This article was published 06/01/2023 (621 days ago), so information in it may no longer be current.

Whenever the word “best” gets tossed around, there are bound to be disagreements and disputes. Are these the best Canadian essays written in 2021? Editor Mireille Silcoff, who collected, chose and arranged them, seems to think so. A list of entries that were near misses, that didn’t make the final cut, is included.

Maybe a more revealing title would be: Really Good Essays Written by Canadians in 2021 on Issues that Were Very Important to the People Who Tend to Buy These Kinds of Books. But that title wouldn’t fit on the binding or be eye-catching enough to attract buyers, would it?

Mireille Silcoff must be a very serious person for this is a serious, SERIOUS collection (with only one exception).

Best Canadian Essays

Best Canadian Essays

The fifth essay is by Jane Hu, who writes about her love of the McDonald’s Filet-O-Fish sandwich. “Eating one always felt transportive,” she writes, “the equivalent of Proust’s madeleine for my Chinese diasporic upbringing.” Her essay is short and sweet — the shortest and warmest in the book, in fact, and unlike the 15 others that surround it.

These others are uniformly top-notch, some outstandingly so. But oh, so serious, on topics such as the shocking discovery from a DNA search, the lack of intellectual courage in today’s world, the harm caused by playing Indian, the criminalization of a Toronto neighborhood and the decline of America. And these are just the ones that precede Hu’s essay.

Further topics include the onset of Parkinson’s disease, the troubles of a Lebanese immigrant, how COVID has affected friendships, the loneliness of aging, how we’ve all become a society of teenagers, the deception of gender supremacists, the sad beauty of Afghanistan, the sorry state of work, the trials of raising a child while writing a novel and how the news media isn’t inclusive enough.

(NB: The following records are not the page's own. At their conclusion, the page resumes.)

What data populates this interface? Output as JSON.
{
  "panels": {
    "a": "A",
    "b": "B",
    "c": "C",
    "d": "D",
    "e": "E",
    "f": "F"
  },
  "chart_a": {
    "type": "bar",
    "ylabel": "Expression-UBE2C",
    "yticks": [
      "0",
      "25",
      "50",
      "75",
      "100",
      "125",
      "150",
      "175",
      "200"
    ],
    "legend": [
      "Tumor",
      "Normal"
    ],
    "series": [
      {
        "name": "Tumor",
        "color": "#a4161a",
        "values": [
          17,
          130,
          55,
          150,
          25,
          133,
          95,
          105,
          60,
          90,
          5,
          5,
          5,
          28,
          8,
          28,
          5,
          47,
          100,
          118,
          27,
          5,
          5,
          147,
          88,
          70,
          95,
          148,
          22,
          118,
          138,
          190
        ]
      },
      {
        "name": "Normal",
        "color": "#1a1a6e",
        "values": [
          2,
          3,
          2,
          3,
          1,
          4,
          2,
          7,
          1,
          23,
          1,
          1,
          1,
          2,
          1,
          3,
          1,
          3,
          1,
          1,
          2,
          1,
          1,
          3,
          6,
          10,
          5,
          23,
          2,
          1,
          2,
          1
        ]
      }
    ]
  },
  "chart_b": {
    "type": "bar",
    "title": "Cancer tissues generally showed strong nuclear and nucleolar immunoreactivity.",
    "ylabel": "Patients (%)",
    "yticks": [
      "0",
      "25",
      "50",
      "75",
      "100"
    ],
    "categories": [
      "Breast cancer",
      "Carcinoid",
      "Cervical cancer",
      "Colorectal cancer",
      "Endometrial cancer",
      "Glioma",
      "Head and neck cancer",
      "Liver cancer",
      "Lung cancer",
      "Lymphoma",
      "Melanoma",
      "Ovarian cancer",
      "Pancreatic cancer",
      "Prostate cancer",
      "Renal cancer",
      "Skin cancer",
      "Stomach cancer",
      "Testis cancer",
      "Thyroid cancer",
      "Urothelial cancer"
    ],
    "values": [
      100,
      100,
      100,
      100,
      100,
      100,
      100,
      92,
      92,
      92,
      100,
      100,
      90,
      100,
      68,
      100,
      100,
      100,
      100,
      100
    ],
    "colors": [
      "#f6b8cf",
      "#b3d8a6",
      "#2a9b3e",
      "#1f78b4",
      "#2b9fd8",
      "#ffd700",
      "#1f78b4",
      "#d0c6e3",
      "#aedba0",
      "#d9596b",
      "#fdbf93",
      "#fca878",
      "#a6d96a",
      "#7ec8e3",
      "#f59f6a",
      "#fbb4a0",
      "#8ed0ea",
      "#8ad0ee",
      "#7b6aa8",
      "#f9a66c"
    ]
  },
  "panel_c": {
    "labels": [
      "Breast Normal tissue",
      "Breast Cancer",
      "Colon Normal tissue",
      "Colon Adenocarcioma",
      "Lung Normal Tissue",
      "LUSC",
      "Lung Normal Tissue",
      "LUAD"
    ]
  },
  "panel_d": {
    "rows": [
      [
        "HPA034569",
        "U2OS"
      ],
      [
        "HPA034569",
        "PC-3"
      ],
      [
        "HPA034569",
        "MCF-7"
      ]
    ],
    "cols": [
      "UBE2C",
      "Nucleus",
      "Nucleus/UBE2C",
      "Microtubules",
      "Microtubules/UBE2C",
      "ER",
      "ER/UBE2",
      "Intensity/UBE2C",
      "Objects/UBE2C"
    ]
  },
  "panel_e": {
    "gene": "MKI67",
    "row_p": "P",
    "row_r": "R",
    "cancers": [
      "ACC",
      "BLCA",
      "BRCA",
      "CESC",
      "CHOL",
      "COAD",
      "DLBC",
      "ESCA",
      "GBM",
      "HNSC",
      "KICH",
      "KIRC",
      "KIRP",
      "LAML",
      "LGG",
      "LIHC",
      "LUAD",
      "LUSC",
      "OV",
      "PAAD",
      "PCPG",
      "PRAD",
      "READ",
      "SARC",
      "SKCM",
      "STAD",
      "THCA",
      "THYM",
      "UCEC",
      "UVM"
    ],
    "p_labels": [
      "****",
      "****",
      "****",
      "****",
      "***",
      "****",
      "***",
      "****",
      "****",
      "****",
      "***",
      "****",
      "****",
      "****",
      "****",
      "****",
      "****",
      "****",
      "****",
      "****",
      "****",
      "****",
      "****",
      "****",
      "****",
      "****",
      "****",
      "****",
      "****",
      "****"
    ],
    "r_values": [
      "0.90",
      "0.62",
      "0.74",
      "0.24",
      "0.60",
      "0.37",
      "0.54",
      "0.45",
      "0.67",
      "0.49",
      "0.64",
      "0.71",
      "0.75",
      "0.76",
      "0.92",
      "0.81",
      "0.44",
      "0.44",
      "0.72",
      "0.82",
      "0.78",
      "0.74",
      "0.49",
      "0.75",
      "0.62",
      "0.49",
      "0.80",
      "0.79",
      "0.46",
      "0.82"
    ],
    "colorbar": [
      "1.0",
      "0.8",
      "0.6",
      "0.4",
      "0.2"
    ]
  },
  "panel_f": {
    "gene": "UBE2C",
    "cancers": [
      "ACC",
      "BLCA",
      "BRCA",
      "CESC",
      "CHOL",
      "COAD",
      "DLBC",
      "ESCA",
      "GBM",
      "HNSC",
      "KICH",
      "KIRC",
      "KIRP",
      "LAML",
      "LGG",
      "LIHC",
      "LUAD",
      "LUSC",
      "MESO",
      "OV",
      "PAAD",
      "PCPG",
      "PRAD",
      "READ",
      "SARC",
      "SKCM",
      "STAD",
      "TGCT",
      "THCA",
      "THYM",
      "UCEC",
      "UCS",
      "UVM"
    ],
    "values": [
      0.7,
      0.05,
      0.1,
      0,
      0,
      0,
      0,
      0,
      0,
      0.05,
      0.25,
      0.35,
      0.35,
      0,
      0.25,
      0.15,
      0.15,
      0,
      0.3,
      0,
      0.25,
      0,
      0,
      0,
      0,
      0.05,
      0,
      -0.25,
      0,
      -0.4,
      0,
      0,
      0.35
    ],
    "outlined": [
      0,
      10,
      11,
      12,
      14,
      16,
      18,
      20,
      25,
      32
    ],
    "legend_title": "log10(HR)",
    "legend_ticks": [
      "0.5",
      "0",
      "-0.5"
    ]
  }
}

As earnest and downbeat as they sound, some of the essays, as stand-alones, are worth the price of the entire book.

Sharon Butala’s contribution, On Aging Alone, is one such essay, undoubtedly the best in the book. In an emotion-driven and revealing confession, she explains how she has felt alone from a specific moment at age eight and how widowhood and old age have re-enforced that sense of being lonely, an outsider. It’s a wise and inclusive essay, not maudlin or self-pitying in any way.

Placed first in the anthology, Genetic Mapping by Emma Gilchrist is the editor’s favorite essay, and rightly so. Since genealogical research is said to be the second most popular hobby (after gardening), this essay should have the broadest appeal. Gilchrist, put up for adoption just after birth, has found her birth mother. Her essay is the suspenseful account of her quest to find her birth father. Anybody in the least bit interested in tracing their genealogical background will be captivated by her account and its unexpected result. Gilchrist sets a very high standard for the rest of the collection.

Other standout essays include Kathy Page’s That Other Place, an account of how a person can cope with mysterious physical symptoms and arrive at a “new awakening” that allows her to fall “in love with reality itself.”

Also worth singling out for praise is Jamaluddin Aram’s troubling description of life in Afghanistan.

While all of these Best Canadian Essays contain important and revealing insights — and collectively they catch the zeitgeist of the COVID-afflicted world of 2021 — the anthology could use some leavening. Another couple of spoons full of Jane Hu-style writing would make the medicinal qualities of the rest of the book go down more delightfully.

Gene Walz is the author of Happiness Is a Rare Bird, a collection of essays subtitled Living the Birding Life.